Indeed, our goal was to maintain the playfulness, spirit and humour of the original work. Drawing inspiration from Japanese traditions of narrative handscroll and Noh theatre, the Yōkai Interactive Touch Wall blends illustration and motion, the physical and the digital, into a contemporary expression of the supernatural. With animations that extend, rather than replace, the movement of Itaya’s yōkai, the stories and personalities of these supernatural spirits come to life before the audience’s eyes.

S1T2’s yōkai animations for the Japan Supernatural interactive touch wall at the Art Gallery of NSW

A selection of the yōkai animations featured on the interactive touch wall.

Practically, this approach of trying to ‘co-create’ this new work with the original artist required a lot of patience. Not only was there extensive research, but also the painstaking process of recovering pieces of the original scroll and filling in the gaps to make the animations work. We’ll cover a more in-depth breakdown of the animations in an upcoming blog, but suffice to say that even the smallest of movements was imbued with detail and meaning from Itaya’s original work.

S1T2’s animation of the Waniguchi (gong-headed crocodile) yōkai for the Japan Supernatural exhibition at the Art Gallery of NSW

Take for instance this Waniguchi (gong-headed crocodile) yokai. We had to find teeth from elsewhere in Itaya’s scroll in order to give him a more frightening roar.

Interactivity creates a personal connection

While the almost life-sized animations draw audiences into the supernatural realm, it’s the touch wall’s interactivity that creates a truly memorable experience. Captivated by the large-scale projections, audiences find they’re able to interact with the yōkai directly through interactive touch points. Screen-printed onto the wall before its final coat of paint, these circles of conductive ink are all but invisible, creating a feeling of magic as the yōkai come to life at a single touch.

Man touches a flame animated interactive touch point made with conductive ink

After some research, we decided an animated kaika (strange fire) would be a good mechanism to encourage touch interaction.

Although there are only six interaction points on the touch wall at any one time, there are actually four cycles of animations – that’s a total of 24 yōkai to explore. As Chris describes, this extra dimension of interactivity rewards repeated interaction, encouraging deeper and deeper engagement with the work. 

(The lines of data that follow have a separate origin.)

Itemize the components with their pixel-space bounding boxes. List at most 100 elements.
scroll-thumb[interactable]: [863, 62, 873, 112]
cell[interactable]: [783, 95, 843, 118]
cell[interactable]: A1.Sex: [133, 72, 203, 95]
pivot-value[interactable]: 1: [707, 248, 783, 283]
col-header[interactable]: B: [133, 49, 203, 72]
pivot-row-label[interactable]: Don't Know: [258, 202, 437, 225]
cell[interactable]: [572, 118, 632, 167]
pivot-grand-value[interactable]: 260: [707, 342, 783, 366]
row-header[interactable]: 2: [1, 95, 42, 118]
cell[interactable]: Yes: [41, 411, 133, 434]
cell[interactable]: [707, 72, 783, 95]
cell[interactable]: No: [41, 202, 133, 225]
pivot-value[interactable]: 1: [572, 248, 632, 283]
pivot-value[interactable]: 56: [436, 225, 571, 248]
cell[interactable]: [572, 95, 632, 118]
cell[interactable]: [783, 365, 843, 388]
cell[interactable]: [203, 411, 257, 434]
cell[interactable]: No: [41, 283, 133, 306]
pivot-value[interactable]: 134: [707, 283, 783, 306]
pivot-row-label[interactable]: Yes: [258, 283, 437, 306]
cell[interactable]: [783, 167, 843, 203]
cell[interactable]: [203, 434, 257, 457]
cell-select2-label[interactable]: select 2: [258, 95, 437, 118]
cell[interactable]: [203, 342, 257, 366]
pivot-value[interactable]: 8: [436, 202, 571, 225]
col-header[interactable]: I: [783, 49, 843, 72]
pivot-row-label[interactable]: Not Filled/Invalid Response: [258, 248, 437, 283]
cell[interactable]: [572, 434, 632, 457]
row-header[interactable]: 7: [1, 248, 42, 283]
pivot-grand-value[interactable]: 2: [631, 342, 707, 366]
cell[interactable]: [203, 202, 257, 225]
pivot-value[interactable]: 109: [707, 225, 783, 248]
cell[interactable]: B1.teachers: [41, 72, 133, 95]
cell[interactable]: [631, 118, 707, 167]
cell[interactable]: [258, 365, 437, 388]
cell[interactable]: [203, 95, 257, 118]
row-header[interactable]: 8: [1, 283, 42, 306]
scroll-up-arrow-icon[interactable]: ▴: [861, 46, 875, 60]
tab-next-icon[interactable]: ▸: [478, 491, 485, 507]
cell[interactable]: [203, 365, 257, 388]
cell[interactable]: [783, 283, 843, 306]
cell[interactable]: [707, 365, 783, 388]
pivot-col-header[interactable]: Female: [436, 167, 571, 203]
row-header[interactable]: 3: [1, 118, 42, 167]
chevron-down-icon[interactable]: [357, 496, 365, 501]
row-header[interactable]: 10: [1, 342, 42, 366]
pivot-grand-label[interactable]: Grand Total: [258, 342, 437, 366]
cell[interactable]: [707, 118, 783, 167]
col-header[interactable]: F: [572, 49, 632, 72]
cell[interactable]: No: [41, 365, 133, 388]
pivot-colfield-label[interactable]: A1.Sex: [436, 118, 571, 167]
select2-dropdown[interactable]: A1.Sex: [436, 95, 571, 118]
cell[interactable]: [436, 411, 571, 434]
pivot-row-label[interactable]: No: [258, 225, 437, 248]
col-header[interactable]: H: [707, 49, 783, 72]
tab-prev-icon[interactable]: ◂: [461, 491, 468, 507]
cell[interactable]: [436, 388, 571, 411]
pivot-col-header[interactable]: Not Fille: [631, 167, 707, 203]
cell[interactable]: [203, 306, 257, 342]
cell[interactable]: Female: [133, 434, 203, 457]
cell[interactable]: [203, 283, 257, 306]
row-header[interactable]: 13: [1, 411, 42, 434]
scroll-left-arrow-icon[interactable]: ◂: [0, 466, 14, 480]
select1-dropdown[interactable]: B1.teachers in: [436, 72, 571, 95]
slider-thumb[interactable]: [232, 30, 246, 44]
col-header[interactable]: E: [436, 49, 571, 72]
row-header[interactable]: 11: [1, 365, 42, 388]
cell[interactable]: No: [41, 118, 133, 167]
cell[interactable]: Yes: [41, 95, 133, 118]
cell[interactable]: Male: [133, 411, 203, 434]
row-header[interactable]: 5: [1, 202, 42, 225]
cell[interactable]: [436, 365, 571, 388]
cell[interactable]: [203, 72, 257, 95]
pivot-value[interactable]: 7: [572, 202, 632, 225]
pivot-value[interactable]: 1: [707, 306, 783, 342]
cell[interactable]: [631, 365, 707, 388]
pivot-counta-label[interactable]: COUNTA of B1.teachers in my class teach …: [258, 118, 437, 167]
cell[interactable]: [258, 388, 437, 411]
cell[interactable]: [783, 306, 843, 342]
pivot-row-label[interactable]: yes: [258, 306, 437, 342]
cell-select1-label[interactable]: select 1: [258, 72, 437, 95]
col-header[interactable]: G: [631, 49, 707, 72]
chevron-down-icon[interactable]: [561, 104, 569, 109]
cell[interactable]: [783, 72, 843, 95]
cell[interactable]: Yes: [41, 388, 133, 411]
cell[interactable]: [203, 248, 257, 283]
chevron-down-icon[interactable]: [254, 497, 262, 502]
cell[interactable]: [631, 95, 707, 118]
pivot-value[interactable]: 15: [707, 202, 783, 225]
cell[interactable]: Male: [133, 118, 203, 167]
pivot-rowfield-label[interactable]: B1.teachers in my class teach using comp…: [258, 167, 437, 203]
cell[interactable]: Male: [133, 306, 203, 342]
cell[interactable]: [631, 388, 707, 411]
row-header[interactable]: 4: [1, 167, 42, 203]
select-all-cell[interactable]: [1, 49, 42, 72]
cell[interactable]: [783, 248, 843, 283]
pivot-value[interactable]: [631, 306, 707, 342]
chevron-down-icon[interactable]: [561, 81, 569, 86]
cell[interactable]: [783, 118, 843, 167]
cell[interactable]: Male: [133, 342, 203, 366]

“Having the results of the interaction change the more audiences interact gives the touch wall a certain kind of magic. Your interaction begins a conversation with this forgotten world – the more you engage, the more you uncover.”

Young child reacts to the interactive yokai animations in S1T2’s interactive touch wall for the Japan Supernatural exhibition at the Art Gallery of NSW

And judging by the way audiences – young and old – are enthusiastically interacting with the piece, it seems we were right.

A supernatural world at your fingertips

Over the course of the three-month Japan supernatural exhibition, the touch wall has seen over 290,000 individual interactions, with one conductive ink touch point triggered every 11 seconds. As Brooke explains, this interactivity has been crucial to bringing audiences closer to the original work.

“At the Gallery, we believe that digital interactions within exhibitions should always enhance the visitor’s experience with the original artwork, rather than being a distraction. In this exhibition, we had the challenge of introducing Australian audiences to characters that are very well known to audiences in Japan. Some may not be immediately obvious to modern audiences when looking at the original scroll, but through interacting with the touch wall visitors come to more intimately understand the personality and stories behind these characters.”